German Foreign Minister Wadefur said that Germany, France and Britain are ready to hold talks with Iran on Tehran’s nuclear program to ease the situation in the Middle East. Wadefur, who is visiting the Middle East, said he is working to contribute to the downgrade of the conflict between Israel and Iran, noting that Tehran has not seized the opportunity to engage in constructive negotiations before. “I hope this is still possible,” Wadefur said. “Germany, France and Britain are ready.” We propose that Iran negotiate immediately on the nuclear program, and I hope this proposal will be accepted. "This is also a key prerequisite for reaching a conflict reconciliation, that is, Iran will not pose a threat to the region, Israel or Europe. ”
The Bank of England will hold a monetary policy meeting on June 19. The market generally expects it to maintain the benchmark interest rate unchanged at 4.25%. However, the recent continued deterioration in labor market data, slowing wage growth and improving the inflation outlook in the service industry have created conditions for the central bank to implement interest rate cuts in August and November. Analysis believes that the current policy interest rate is still in a clear tightening range, which provides the central bank with sufficient policy adjustment space.
European Central Bank Governor Lagarde recently said that the uncertainty brought by a series of tariff measures and threats of the US government is curbing global investment, causing all institutions to lower their growth expectations for the global economy, the US economy and the European economy. "The situation we are facing is indeed a multi-loss situation. "Lagarde told reporters in Beijing on the 12th that the sooner the uncertainty is eliminated and the sooner the parties reach an agreement on tariffs and non-tariff barriers, the greater the benefits for everyone. She stressed that both investors and business operators face huge difficulties in dealing with uncertainty. The same is true for the central bank, because the central bank needs to predict economic trends and price levels. "With this huge uncertainty, our lives will become very difficult."
The market focus this week will turn to the Federal Reserve, especially Chairman Powell will speak after next week's monetary policy meeting. Economists generally expect the Federal Reserve to keep interest rates unchanged. However, market expectations that Powell may begin paving the way for a rate cut later this year are increasing. Latest inflation data and signs of a slowdown in the U.S. provide room for the Federal Reserve to cut interest rates. However, growing geopolitical uncertainty may prompt some marketsParticipants adjust their expectations.

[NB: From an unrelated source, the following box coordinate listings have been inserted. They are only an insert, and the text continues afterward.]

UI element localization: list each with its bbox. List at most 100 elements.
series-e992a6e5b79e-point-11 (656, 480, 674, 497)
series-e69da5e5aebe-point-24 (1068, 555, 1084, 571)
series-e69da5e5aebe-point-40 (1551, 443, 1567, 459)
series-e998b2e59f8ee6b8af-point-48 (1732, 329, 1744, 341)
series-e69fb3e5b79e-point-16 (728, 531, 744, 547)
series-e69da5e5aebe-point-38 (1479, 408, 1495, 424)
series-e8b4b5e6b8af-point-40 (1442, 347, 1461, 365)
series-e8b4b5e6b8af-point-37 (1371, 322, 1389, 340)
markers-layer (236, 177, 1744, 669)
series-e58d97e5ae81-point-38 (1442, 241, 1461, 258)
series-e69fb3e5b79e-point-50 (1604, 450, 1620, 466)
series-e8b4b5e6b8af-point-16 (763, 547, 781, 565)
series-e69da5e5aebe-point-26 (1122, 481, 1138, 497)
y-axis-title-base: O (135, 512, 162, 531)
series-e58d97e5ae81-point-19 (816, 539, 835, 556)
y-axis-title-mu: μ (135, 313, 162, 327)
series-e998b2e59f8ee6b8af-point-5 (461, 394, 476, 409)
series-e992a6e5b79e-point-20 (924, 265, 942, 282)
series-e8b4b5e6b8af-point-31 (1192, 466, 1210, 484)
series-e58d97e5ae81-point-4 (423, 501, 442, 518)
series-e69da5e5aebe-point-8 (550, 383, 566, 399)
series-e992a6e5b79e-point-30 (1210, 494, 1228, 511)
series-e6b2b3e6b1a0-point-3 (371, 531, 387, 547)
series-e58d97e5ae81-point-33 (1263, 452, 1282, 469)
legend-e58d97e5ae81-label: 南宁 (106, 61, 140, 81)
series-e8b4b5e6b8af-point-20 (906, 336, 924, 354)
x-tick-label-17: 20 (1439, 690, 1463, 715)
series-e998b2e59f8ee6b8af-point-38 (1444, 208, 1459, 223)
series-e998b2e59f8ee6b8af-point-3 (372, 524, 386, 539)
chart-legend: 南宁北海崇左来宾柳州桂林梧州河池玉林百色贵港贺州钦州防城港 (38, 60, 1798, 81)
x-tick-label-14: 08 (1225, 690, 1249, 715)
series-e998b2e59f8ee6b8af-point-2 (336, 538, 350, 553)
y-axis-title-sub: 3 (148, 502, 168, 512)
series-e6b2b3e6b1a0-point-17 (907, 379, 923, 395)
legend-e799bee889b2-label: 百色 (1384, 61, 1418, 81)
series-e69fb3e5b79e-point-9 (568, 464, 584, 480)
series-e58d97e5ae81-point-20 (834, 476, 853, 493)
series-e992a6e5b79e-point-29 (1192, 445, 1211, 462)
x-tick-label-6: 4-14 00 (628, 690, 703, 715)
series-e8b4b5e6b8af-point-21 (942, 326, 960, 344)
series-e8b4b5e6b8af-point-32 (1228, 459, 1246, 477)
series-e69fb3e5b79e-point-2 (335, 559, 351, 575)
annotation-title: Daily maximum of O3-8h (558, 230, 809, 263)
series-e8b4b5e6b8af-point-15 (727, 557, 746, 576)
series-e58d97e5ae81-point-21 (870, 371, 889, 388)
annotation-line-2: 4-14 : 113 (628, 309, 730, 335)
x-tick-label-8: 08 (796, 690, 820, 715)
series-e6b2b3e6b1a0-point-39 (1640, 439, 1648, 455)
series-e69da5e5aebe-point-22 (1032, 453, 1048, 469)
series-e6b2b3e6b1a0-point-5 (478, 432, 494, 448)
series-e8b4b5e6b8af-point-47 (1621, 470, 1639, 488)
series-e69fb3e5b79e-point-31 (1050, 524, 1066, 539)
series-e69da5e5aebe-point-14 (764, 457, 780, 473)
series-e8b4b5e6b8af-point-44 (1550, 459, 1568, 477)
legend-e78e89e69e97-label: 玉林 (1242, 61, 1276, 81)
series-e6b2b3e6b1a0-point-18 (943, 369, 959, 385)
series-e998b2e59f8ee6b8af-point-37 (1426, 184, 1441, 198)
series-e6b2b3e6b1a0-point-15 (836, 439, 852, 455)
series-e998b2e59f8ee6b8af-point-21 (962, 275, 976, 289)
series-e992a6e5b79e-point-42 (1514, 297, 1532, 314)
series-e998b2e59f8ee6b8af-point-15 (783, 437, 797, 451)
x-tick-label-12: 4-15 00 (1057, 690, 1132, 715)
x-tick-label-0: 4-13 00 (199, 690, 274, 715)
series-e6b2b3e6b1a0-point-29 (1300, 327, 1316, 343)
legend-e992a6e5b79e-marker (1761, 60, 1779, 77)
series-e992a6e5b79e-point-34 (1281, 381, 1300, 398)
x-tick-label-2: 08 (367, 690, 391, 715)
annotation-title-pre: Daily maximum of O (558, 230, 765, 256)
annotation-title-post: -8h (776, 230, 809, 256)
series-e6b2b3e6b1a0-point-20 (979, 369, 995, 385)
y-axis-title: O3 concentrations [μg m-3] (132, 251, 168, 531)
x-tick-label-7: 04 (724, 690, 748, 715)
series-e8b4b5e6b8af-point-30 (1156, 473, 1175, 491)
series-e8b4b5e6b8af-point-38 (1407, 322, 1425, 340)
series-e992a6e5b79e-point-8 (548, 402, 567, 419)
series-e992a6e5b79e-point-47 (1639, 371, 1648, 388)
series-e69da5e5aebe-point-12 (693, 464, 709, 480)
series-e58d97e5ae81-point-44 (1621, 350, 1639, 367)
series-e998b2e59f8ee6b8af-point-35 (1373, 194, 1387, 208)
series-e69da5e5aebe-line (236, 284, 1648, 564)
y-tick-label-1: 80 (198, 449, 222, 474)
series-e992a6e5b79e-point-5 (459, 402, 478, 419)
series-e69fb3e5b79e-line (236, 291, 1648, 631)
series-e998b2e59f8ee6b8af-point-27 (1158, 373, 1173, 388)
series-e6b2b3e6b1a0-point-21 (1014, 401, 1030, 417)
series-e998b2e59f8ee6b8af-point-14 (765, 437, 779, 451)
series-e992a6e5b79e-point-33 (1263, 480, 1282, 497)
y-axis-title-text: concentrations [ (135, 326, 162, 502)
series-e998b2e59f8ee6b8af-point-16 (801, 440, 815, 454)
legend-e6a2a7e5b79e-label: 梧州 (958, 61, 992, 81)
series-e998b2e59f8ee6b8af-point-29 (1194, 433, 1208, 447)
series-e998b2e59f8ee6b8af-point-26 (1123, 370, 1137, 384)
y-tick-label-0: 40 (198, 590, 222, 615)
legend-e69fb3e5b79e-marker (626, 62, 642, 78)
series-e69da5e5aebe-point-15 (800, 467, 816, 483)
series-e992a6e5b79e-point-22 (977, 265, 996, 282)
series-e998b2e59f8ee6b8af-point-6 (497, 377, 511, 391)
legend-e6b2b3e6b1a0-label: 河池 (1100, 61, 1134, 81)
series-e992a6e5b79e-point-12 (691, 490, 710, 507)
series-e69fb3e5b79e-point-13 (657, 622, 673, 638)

ANZ pointed out in his report to clients that the Federal Reserve meeting this week is likely to maintain the target interest rate of the federal funds. Although the latest macroeconomic data shows that the job market has cooled down, it remains relatively resilient. The bank believes that the stability of the job market has given the Fed time to pay attention to the upcoming inflation report as tariff hikes and rising inflation uncertainty. ANZ expects Federal Reserve Chairman Powell to continue to emphasize patience, pointing out that monetary policy is in a good state and can respond appropriately to developments.
MonexEurope analysts said in a report that the dollar's strength after Israel's attack on Iran's nuclear facilities should make those who think the dollar is no longer a safe haven currency. They say unstable U.S. policies weaken the dollar's safe-haven appeal, but major geopolitical shocks still favor the dollar. "After all, the U.S. economy is relatively less affected by this damage than other safe havens." They said the balance between tariff concerns and geopolitical concerns should be the main market driver at present.